Disguise?! Disguised is this "origin" or Being-as-such. The lion, and us, and everything, is dealt with in the everydayness sense as familiar and explicable. But authentically speaking, and not Verfalien---our everydayness so automatic and oblivious, but authentically, when we lift our heads to the clarity that comes when we stand apart from familiarity, here, we understand Schopenhauer.
But the other shoe has to drop, and Schopenhauer does not make this move (as I have read). Observe the ethical world around us. Qualitatively, what is pain (you know, discomfort, misery, inconvenience, annoyance, and all that falls under this idea), and here the question is asked IN the INauthentic mode, the usual, the ordinary. It wears its nature on its sleeve, plain to see.
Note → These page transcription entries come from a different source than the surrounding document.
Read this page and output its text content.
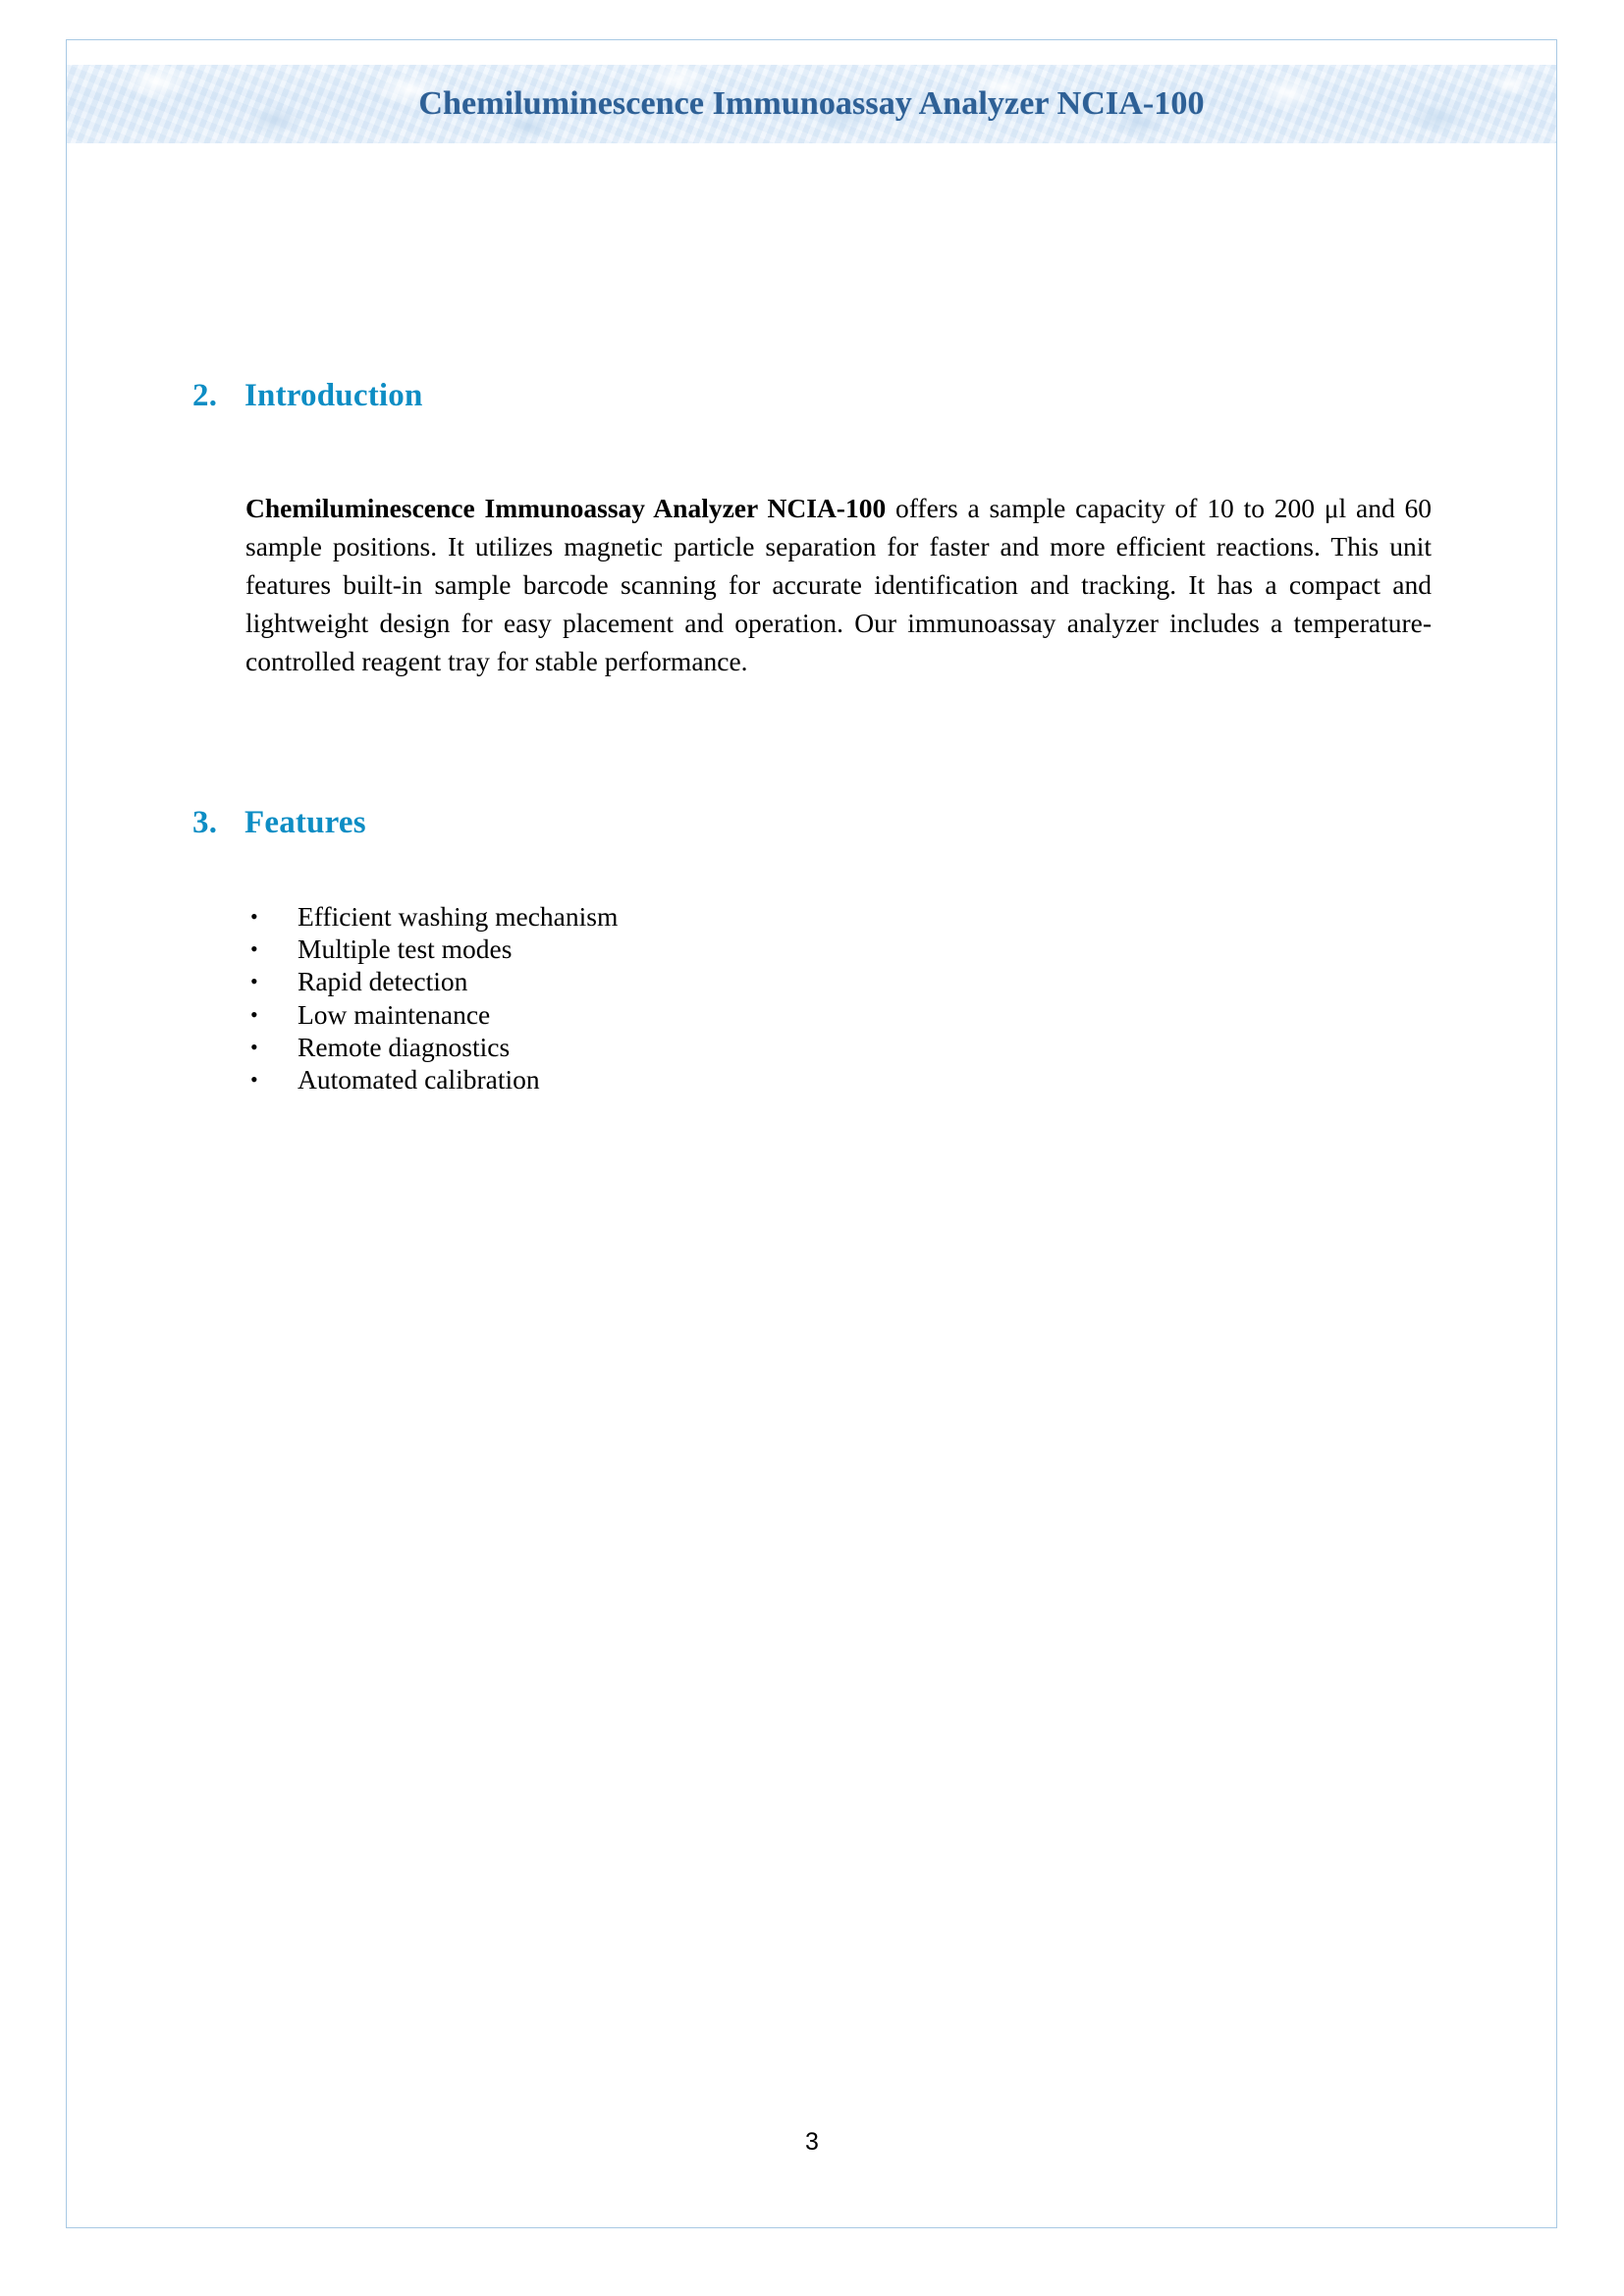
Chemiluminescence Immunoassay Analyzer NCIA-100
2. Introduction

Chemiluminescence Immunoassay Analyzer NCIA-100 offers a sample capacity of 10 to 200 μl and 60 sample positions. It utilizes magnetic particle separation for faster and more efficient reactions. This unit features built-in sample barcode scanning for accurate identification and tracking. It has a compact and lightweight design for easy placement and operation. Our immunoassay analyzer includes a temperature-controlled reagent tray for stable performance.

3. Features
• Efficient washing mechanism
• Multiple test modes
• Rapid detection
• Low maintenance
• Remote diagnostics
• Automated calibration
3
This is bad, we call it; ethically (or aesthetically, per Wittgenstein) bad. This
qualitative ontology witnessed by us in the usual way is REALLY (see Henry above), in the authentic mode, unchanged in its nature, but only
interpretatively changed. We now see it belongs to transcendence, and the ethicality that is constituted by this qualitativeness of experienced good and bad retains its commanding force! In other words, Our ethics is God's ethics (if you will)! To be stuck in a moral dilemma whether or not one should steal or cheat of help or defend, and so on is grounded in eternity, so to speak.
And this puts us squarely in religion. And Levinas is here.